REGIONAAL TUCHTCOLLEGE VOOR DE GEZONDHEIDSZORG

AMSTERDAM

Beslissing naar aanleiding van de op 25 juni 2019 binnengekomen klacht van:

A,

gevestigd en kantoorhoudend te B,

k l a g e r,

gemachtigde: mr. H.J. Arnold en mr. S. van der Salm, advocaten te Den Haag,             

tegen

C,

psychiater,

(destijds) werkzaam (onder meer) te D,

v e r w e e r d e r,

gemachtigde: mr. R.J. Peet, verbonden aan VvAA Rechtsbijstand te Utrecht.

1.         De procedure

Het college heeft kennisgenomen van de volgende stukken:

-                      het klaagschrift met de bijlagen;

-                      het verweerschrift met de bijlagen;

-                      de op 10 oktober 2019 binnengekomen brief van klager met bijlagen;

-                      de correspondentie met betrekking tot het vooronderzoek;

-                      de brief van 8 november 2019 van (de gemachtigde) van verweerder met als bijlage de deskundige-rapportage.

Partijen hebben geen gebruik gemaakt van de hun geboden mogelijkheid in het kader van het vooronderzoek mondeling te worden gehoord.

De klacht is op een openbare zitting van 22 november 2019 behandeld. Partijen waren aanwezig. Namens klager waren aanwezig mevrouw E en mevrouw F. Zij werden bijgestaan door mr. H.J. Arnold en mr. S. van der Salm, voornoemd. Verweerder werd bijgestaan door mr. R.J. Peet, voornoemd. mr. Arnold en mr. van der Salm hebben een toelichting gegeven aan de hand van een pleitnota die aan het college en de wederpartij is overgelegd.

2.         De feiten

Op grond van de stukken kan van het volgende worden uitgegaan:

2.1.      Klager is een zorgverzekeraar in de zin van de Zorgverzekeringswet. Hij verricht werkzaamheden die door of krachtens de Zorgverzekeringswet aan hem zijn opgedragen. Een van de taken die de uitvoering van de Zorgverzekeringswet met zich meebrengt, is het verwerven van voldoende zekerheid omtrent rechtmatigheid en doelmatigheid van gedeclareerde zorg.

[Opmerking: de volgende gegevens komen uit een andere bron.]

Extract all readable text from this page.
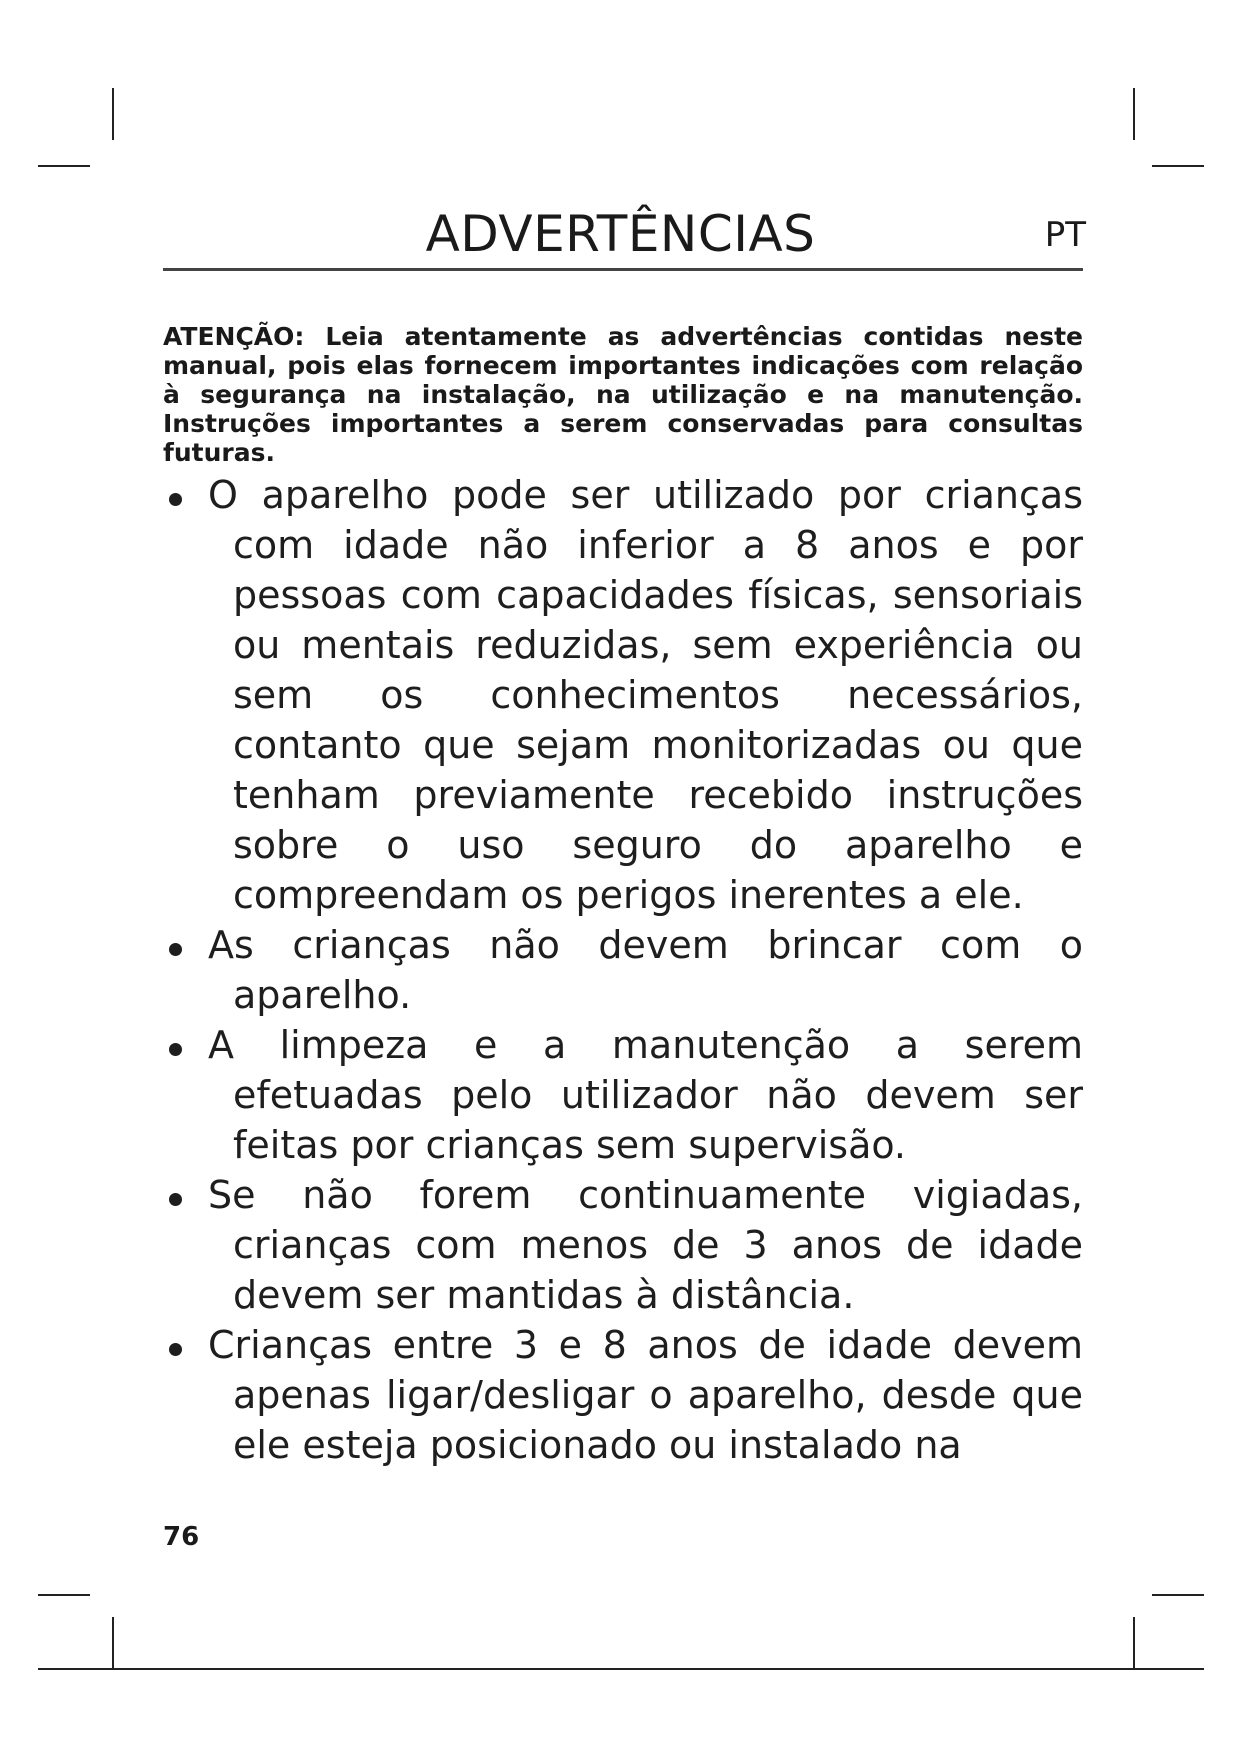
ADVERTÊNCIAS	PT
ATENÇÃO: Leia atentamente as advertências contidas neste manual, pois elas fornecem importantes indicações com relação à segurança na instalação, na utilização e na manutenção. Instruções importantes a serem conservadas para consultas futuras.
O aparelho pode ser utilizado por crianças com idade não inferior a 8 anos e por pessoas com capacidades físicas, sensoriais ou mentais reduzidas, sem experiência ou sem os conhecimentos necessários, contanto que sejam monitorizadas ou que tenham previamente recebido instruções sobre o uso seguro do aparelho e compreendam os perigos inerentes a ele.
As crianças não devem brincar com o aparelho.
A limpeza e a manutenção a serem efetuadas pelo utilizador não devem ser feitas por crianças sem supervisão.
Se não forem continuamente vigiadas, crianças com menos de 3 anos de idade devem ser mantidas à distância.
Crianças entre 3 e 8 anos de idade devem apenas ligar/desligar o aparelho, desde que ele esteja posicionado ou instalado na
76
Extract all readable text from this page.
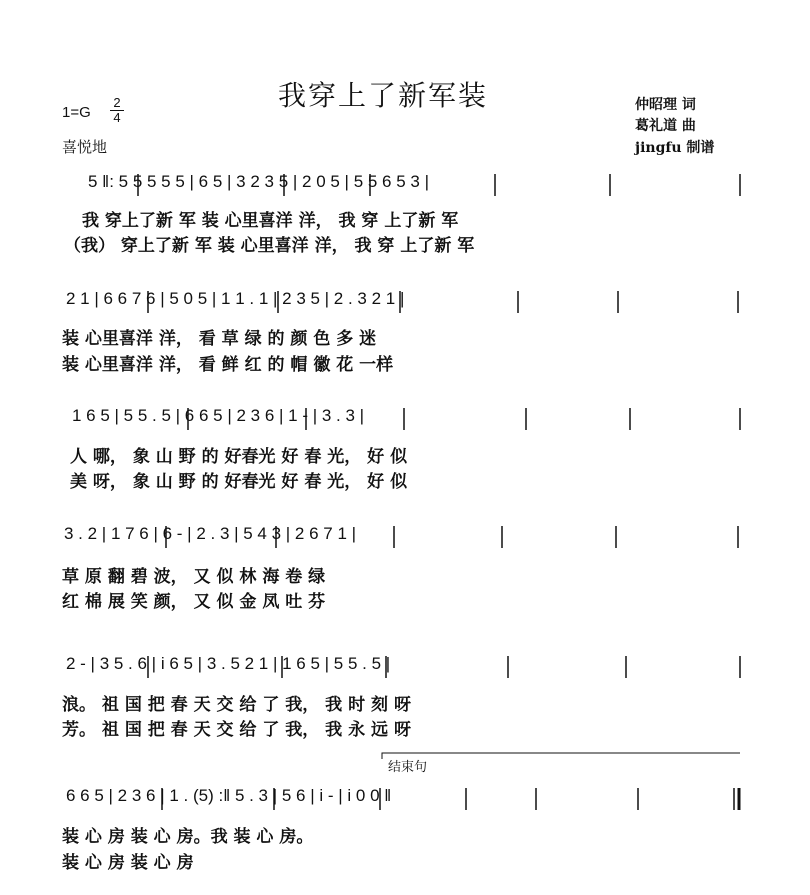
我穿上了新军装
1=G
2
4
喜悦地
仲昭理 词
葛礼道 曲
jingfu 制谱
5 ‖: 5 5 5 5 5 | 6 5 | 3 2 3 5 | 2 0 5 | 5 5 6 5 3 |
我 穿上了新 军 装 心里喜洋 洋， 我 穿 上了新 军
（我） 穿上了新 军 装 心里喜洋 洋， 我 穿 上了新 军
2 1 | 6 6 7 6 | 5 0 5 | 1 1 . 1 | 2 3 5 | 2 . 3 2 1 |
装 心里喜洋 洋， 看 草 绿 的 颜 色 多 迷
装 心里喜洋 洋， 看 鲜 红 的 帽 徽 花 一样
1 6 5 | 5 5 . 5 | 6 6 5 | 2 3 6 | 1 - | 3 . 3 |
人 哪， 象 山 野 的 好春光 好 春 光， 好 似
美 呀， 象 山 野 的 好春光 好 春 光， 好 似
3 . 2 | 1 7 6 | 6 - | 2 . 3 | 5 4 3 | 2 6 7 1 |
草 原 翻 碧 波， 又 似 林 海 卷 绿
红 棉 展 笑 颜， 又 似 金 凤 吐 芬
2 - | 3 5 . 6 | i 6 5 | 3 . 5 2 1 | 1 6 5 | 5 5 . 5 |
浪。 祖 国 把 春 天 交 给 了 我， 我 时 刻 呀
芳。 祖 国 把 春 天 交 给 了 我， 我 永 远 呀
结束句
6 6 5 | 2 3 6 | 1 . (5) :‖ 5 . 3 | 5 6 | i - | i 0 0 ‖
装 心 房 装 心 房。我 装 心 房。
装 心 房 装 心 房
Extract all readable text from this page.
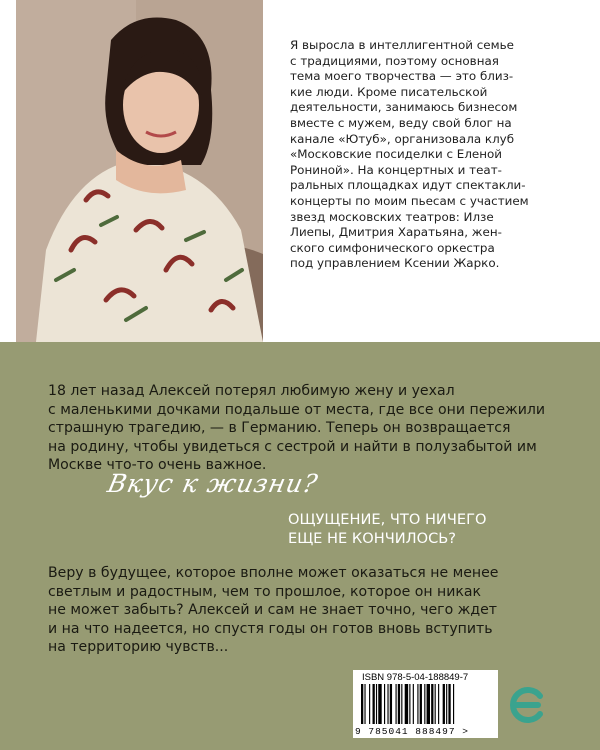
Я выросла в интеллигентной семье
с традициями, поэтому основная
тема моего творчества — это близ-
кие люди. Кроме писательской
деятельности, занимаюсь бизнесом
вместе с мужем, веду свой блог на
канале «Ютуб», организовала клуб
«Московские посиделки с Еленой
Рониной». На концертных и теат-
ральных площадках идут спектакли-
концерты по моим пьесам с участием
звезд московских театров: Илзе
Лиепы, Дмитрия Харатьяна, жен-
ского симфонического оркестра
под управлением Ксении Жарко.
18 лет назад Алексей потерял любимую жену и уехал
с маленькими дочками подальше от места, где все они пережили
страшную трагедию, — в Германию. Теперь он возвращается
на родину, чтобы увидеться с сестрой и найти в полузабытой им
Москве что-то очень важное.
Вкус к жизни?
ОЩУЩЕНИЕ, ЧТО НИЧЕГО
ЕЩЕ НЕ КОНЧИЛОСЬ?
Веру в будущее, которое вполне может оказаться не менее
светлым и радостным, чем то прошлое, которое он никак
не может забыть? Алексей и сам не знает точно, чего ждет
и на что надеется, но спустя годы он готов вновь вступить
на территорию чувств...
ISBN 978-5-04-188849-7
9 785041 888497 >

2.2.      Verweerder werkte ten tijde van het klachtwaardig geachte handelen als zelfstandig werkend psychiater onder de naam ‘C, psychiater’. Ook werkte verweerder - deels in loondienst, deels op interim basis - als psychiater bij G in H.

2.3.      Klager en verweerder hadden voor het jaar 2013 een zorgovereenkomst met elkaar gesloten: ‘De zorgovereenkomst 2013 Zorgverlening door een psychiater I.’ Verweerder heeft in de periode van 15 maart tot 15 oktober 2013 voor een totaalbedrag van €432.724,28 aan declaraties ingediend bij klager voor geleverde zorg.

2.4.      Op 24 december 2013 ontving klager een vraag van een verzekerde over een declaratie van verweerder. De declaraties stonden volgens de verzekerde niet in verhouding tot de genoten zorg.

2.5.      Op 8 januari 2013 ontving klager (wederom) een klacht van een verzekerde over de door verweerder gedeclareerde kosten. Hierop heeft klager met behulp van haar (registratie)systeem een overzicht gemaakt van de door verweerder gedeclareerde kosten. Uit dit overzicht bleek het volgende:

-          Voor 16 verzekerden waren in totaal 45 DBC’s geopend, inhoudende dat voor iedere verzekerden ten minste 2, maar meestal 3 DBC’s waren geopend;

-          Het betreft DBC’s met een groot aantal minuten (en dus een hoge vergoeding);

-          De verschillende DBC’s per verzekerde kennen dezelfde openings- en sluitingsdatum;

-          De door verweerder gedeclareerde bedragen hebben een waarde van € 432.724,28;

-          Op basis van de bij I en collega verzekeraars in rekening gebrachte tarieven zou verweerder van 15 maart 2013 tot 1 december 2013 werkweken van minimaal 129 uur tot maximaal 238 uur hebben gewerkt.

2.6.      Naar aanleiding van de in 2.5. genoemde bevindingen is klager een fraudeonderzoek gestart. Een achttal verzekerden heeft klager een machtiging verstrekt voor het verrichten van detailcontrole. Op basis van het fraudeonderzoek kwam klager tot de volgende conclusies:

-          verweerder heeft verwijsbrieven vervalst;

-          behandelovereenkomsten zijn achteraf opgesteld en vervalst;

-          verweerder heeft ten onrechte parallelle zorgtrajecten geopend;

-          verweerder vervalst documenten om aan te kunnen tonen dat klanten akkoord zijn gegaan met het declareren van parallelle DBC’s;

-          verweerder declareert directe tijd die in werkelijkheid niet is besteed;

-          verweerder declareert indirecte tijd die in werkelijkheid niet is besteed en in strijd met daarvoor geldende regels wordt opgevoerd;

-          verweerder heeft een tweetal e-mails van I vervalst om de indruk te wekken dat hij gedeclareerde indirecte tijd in rekening mocht brengen;

-          verweerder kan onmogelijk het aantal gedeclareerde uren gewerkt hebben;

-          verweerder weigert de accountsverklaring over te leggen, waaruit zou moeten blijken dat zijn administratie voldoet aan de daarvoor geldende DBC-regels. Verweerder heeft geweigerd om deze stukken aan I te overleggen.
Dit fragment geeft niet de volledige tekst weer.